いったい何が起きた、と慌てて顔を上げると、ジブリールの目の前にジブリールに似た人間が立っていた。
「おいおいおいオッサンよォ――ジブちゃんをいじめていいのは師匠と姉弟子の私だけって決まってるんだぜ?」
手を銃のようにして笑う彼女は、露出の激しい魔女の格好をして居た。
髪の色さえ金だが、目や鼻はジブリールのソレと同じに見える。
「誰だ――貴様」
「んだよジブちゃんを知ってて私を知らねぇとかモグリかよ、え?悲しいねぇ」
言いながら、彼女は体に雷撃を纏う。
「私はマギアの戦闘部隊の裏に存在する組織の隊長さ。ジブちゃんが”魔法の天才”と呼ばれていることは知ってんだろ?私の異名は――”魔戦の天才”――だ。覚悟しろよ、あくまでジブちゃんは人の道の魔法使い。だが私、シヴはその道を外れているぜ」
そう言って、シヴは一歩を踏み出す。
刹那。
アイムは咄嗟に後退したが、胸当てが細切れにされるのをかわし切ることは出来なかった。
「案外良い速度じゃねぇの」
そう言って笑うシヴを見ながらアイムは悪態をつく。
彼女もまた”不死族”や”魔憑き”のように人の道を外れた力を持つ存在だということが今の一合で容易に把握できた。

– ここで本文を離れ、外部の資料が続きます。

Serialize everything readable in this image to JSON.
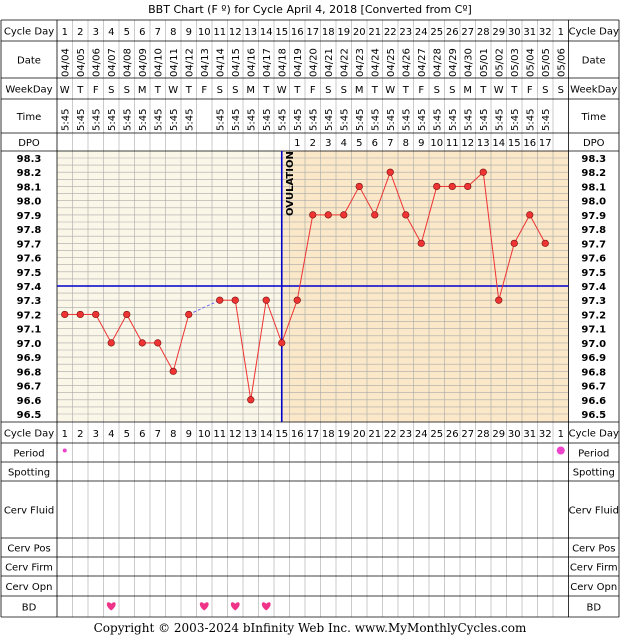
{
  "chart_data": {
    "type": "line",
    "title": "BBT Chart (F º) for Cycle April 4, 2018  [Converted from Cº]",
    "cycle_days": [
      1,
      2,
      3,
      4,
      5,
      6,
      7,
      8,
      9,
      10,
      11,
      12,
      13,
      14,
      15,
      16,
      17,
      18,
      19,
      20,
      21,
      22,
      23,
      24,
      25,
      26,
      27,
      28,
      29,
      30,
      31,
      32,
      1
    ],
    "dates": [
      "04/04",
      "04/05",
      "04/06",
      "04/07",
      "04/08",
      "04/09",
      "04/10",
      "04/11",
      "04/12",
      "04/13",
      "04/14",
      "04/15",
      "04/16",
      "04/17",
      "04/18",
      "04/19",
      "04/20",
      "04/21",
      "04/22",
      "04/23",
      "04/24",
      "04/25",
      "04/26",
      "04/27",
      "04/28",
      "04/29",
      "04/30",
      "05/01",
      "05/02",
      "05/03",
      "05/04",
      "05/05",
      "05/06"
    ],
    "weekdays": [
      "W",
      "T",
      "F",
      "S",
      "S",
      "M",
      "T",
      "W",
      "T",
      "F",
      "S",
      "S",
      "M",
      "T",
      "W",
      "T",
      "F",
      "S",
      "S",
      "M",
      "T",
      "W",
      "T",
      "F",
      "S",
      "S",
      "M",
      "T",
      "W",
      "T",
      "F",
      "S",
      "S"
    ],
    "times": [
      "5:45",
      "5:45",
      "5:45",
      "5:45",
      "5:45",
      "5:45",
      "5:45",
      "5:45",
      "5:45",
      "",
      "5:45",
      "5:45",
      "5:45",
      "5:45",
      "5:45",
      "5:45",
      "5:45",
      "5:45",
      "5:45",
      "5:45",
      "5:45",
      "5:45",
      "5:45",
      "5:45",
      "5:45",
      "5:45",
      "5:45",
      "5:45",
      "5:45",
      "5:45",
      "5:45",
      "5:45",
      ""
    ],
    "dpo": [
      "",
      "",
      "",
      "",
      "",
      "",
      "",
      "",
      "",
      "",
      "",
      "",
      "",
      "",
      "",
      "1",
      "2",
      "3",
      "4",
      "5",
      "6",
      "7",
      "8",
      "9",
      "10",
      "11",
      "12",
      "13",
      "14",
      "15",
      "16",
      "17",
      ""
    ],
    "temperatures": [
      97.2,
      97.2,
      97.2,
      97.0,
      97.2,
      97.0,
      97.0,
      96.8,
      97.2,
      null,
      97.3,
      97.3,
      96.6,
      97.3,
      97.0,
      97.3,
      97.9,
      97.9,
      97.9,
      98.1,
      97.9,
      98.2,
      97.9,
      97.7,
      98.1,
      98.1,
      98.1,
      98.2,
      97.3,
      97.7,
      97.9,
      97.7,
      null
    ],
    "y_ticks": [
      "98.3",
      "98.2",
      "98.1",
      "98.0",
      "97.9",
      "97.8",
      "97.7",
      "97.6",
      "97.5",
      "97.4",
      "97.3",
      "97.2",
      "97.1",
      "97.0",
      "96.9",
      "96.8",
      "96.7",
      "96.6",
      "96.5"
    ],
    "ylim": [
      96.5,
      98.3
    ],
    "coverline": 97.4,
    "ovulation_day_index": 14,
    "ovulation_label": "OVULATION",
    "period_days": [
      0,
      32
    ],
    "bd_days": [
      3,
      9,
      11,
      13
    ],
    "colors": {
      "pre_ovulation_bg": "#fbf7e8",
      "post_ovulation_bg": "#fbe8c8",
      "line": "#ee3333",
      "point": "#ee3333",
      "coverline": "#0000cc",
      "period": "#ee44cc",
      "bd": "#ee3388",
      "dashed_link": "#6666ee"
    }
  },
  "labels": {
    "cycle_day": "Cycle Day",
    "date": "Date",
    "weekday": "WeekDay",
    "time": "Time",
    "dpo": "DPO",
    "period": "Period",
    "spotting": "Spotting",
    "cerv_fluid": "Cerv Fluid",
    "cerv_pos": "Cerv Pos",
    "cerv_firm": "Cerv Firm",
    "cerv_opn": "Cerv Opn",
    "bd": "BD"
  },
  "footer": "Copyright © 2003-2024 bInfinity Web Inc.    www.MyMonthlyCycles.com"
}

要するに彼女もまたスィクスのレベルの人間だということだ。
決意新たに、アイムは大きく息を吸う。
敵は同等、それ以上。そのつもりで当たれ――と。
油断を消した。
だというのに。
「あんたさ、何のために灰鴉に入ったんだ?」
気付けば、右腕をもがれていた。
”不死族”の特性故に痛みは感じないが、右腕をもがれるほどに接近されなかったのに気づけなかったという意識がアイムの心に薄暗いものを落とした。
まるでゴミを棄てるようにシヴは右腕を棄てる。
「青の魔法使いに敵対して――あんたは何がしたかったんだ?」
「識って、どうするのだ?」
「別に何するってわけでもねぇよ、ただ単純に戦ってる相手が何故そこに立っているのか――それを知りたいだけだ。私の敵は大抵弱すぎるからな、それぐらいしか楽しみがねぇんだ」
そう言って口端を吊り上げるシヴを見た瞬間に、アイムの頭のなかにはもう使命や騎士道と言ったものは全て消え去っていた。
ただ目の前の人間を殺す。
ただそれだけのために全力の魔力を行使して音速に匹敵する速度で突きを繰り出した。
――――が。
あっけなく止められた。
「だからさぁ、弱いんだって、お前」
そして次の瞬間。
アイムの意識はシヴの右手によってかき消された。